Gombrowicz est un écrivain concret et cette page en offre un témoignage probant avec son insistance sur l’être-là, son lexique qui renvoie à des perceptions visuelles et à des mouvements matériels (bouillonnement, jaillissement, renversement, etc.). Chez lui l’identité se joue toujours entièrement dans l’ici et le maintenant. La plupart des récits de départ, d’exil et de rupture exploitent un sentimentalisme de convention: on verse une larme, mais l’identité, fondamentalement, n’est pas atteinte. Un plus-être, au contraire, y est accordé au sujet, le plus-être de celui qui possède une histoire et qui peut la partager, ne serait-ce que sous le signe de la mélancolie. Chez Gombrowicz, rien de tel. Non seulement l’Argentine échappe-t-elle à sa saisie par le regard de la mémoire, mais c’est le sujet lui-même qui devient insaisissable à lui-même, «élément aveugle», «ballotté par des passions et des douleurs inconnues».

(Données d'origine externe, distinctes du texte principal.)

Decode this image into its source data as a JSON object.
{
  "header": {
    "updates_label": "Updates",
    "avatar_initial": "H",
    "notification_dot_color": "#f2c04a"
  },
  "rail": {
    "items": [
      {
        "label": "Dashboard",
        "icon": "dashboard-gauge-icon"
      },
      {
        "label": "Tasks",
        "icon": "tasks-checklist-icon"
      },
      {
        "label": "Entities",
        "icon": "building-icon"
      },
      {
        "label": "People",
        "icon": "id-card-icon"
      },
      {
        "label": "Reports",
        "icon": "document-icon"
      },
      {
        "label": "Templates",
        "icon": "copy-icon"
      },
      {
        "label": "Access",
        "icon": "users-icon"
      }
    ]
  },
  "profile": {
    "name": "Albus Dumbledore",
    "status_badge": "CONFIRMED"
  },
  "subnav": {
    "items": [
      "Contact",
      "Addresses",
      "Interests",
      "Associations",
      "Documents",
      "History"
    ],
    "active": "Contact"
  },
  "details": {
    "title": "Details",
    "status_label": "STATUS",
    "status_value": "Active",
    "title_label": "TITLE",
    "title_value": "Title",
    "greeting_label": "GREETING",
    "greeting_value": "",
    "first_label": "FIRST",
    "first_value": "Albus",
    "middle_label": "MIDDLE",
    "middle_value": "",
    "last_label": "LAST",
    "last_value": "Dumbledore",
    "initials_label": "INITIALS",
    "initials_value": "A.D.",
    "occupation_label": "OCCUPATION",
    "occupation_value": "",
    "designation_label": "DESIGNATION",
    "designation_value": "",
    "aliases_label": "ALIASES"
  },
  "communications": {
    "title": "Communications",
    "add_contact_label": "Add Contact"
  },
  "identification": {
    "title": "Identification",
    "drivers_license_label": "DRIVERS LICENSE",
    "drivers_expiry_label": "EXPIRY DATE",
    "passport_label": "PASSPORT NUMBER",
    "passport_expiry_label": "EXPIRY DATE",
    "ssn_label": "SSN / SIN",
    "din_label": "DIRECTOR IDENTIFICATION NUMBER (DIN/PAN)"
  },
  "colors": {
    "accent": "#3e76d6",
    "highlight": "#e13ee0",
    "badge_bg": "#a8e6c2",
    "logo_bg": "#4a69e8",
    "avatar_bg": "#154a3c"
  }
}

Il importe toutefois d’observer comment l’antipathétisme continue d’agir, cette fois dans la reconnaissance des aspects triviaux et grotesques de l’existence qui ponctuent l’existence, même dans les moments sublimes ou tragiques. Sur le pont du navire qui s’éloigne, Gombrowicz tente donc de capturer l’essence de cet instant de rupture, instant qui devrait être solennel, chargé des plus hauts sentiments et des pensées les plus profondes. Il scrute. Mais son déchiffrement est altéré par la préoccupation d’avoir perdu les deux cent cinquante dollars qu’on lui avait alloués pour la traversée: «Il va falloir traverser tout l’Atlantique avec les quelques pesos qui me restent, pécule qui correspond à trois dollars environ! Bon, mais là-bas, dehors, vois la ville qui vogue au loin, allons, concentre-toi, ne te laisse pas voler cet adieu, et je remonte en courant sur le pont: on ne voyait plus, tout au fond du plan d’eau, que tourbillons de matière mal définie, galaxie marquée çà et là d’un contour plus précis, mon regard ne comprenait plus rien, un plasma riche d’une géométrie propre à lui et malgré tout trop difficile… et cette résistance, à chaque instant croissante et qui m’écrasait, s’accompagnait du fracas de l’eau fendue par l’étrave du navire. En même temps, les deux cent cinquante dollars faisaient irruption dans mes vingt-quatre années de vie argentine, l’instant se dédoublait en vingt-quatre et deux cent cinquante, ah, mathématiques trompeuses et aberrantes!» (J2, p. 321). Ici comme ailleurs, le tragique et l’humour s’entremêlent et cela se joue dans l’énonciation, dans le contrepoint entre le désir d’un sentiment qui fuit, la disjonction entre la vision extérieure et l’intériorité, la contamination du haut par le bas. L’humour n’empêche pas le désarroi, lequel déborde le sujet individuel pour s’élever à l’échelle cosmique: tout autour n’est plus que tourbillons, plasma, fracas, avec au milieu de tout cela un sujet doté d’un regard qui ne «comprend plus rien», écartelé entre deux temporalités qui se combattent l’une l’autre.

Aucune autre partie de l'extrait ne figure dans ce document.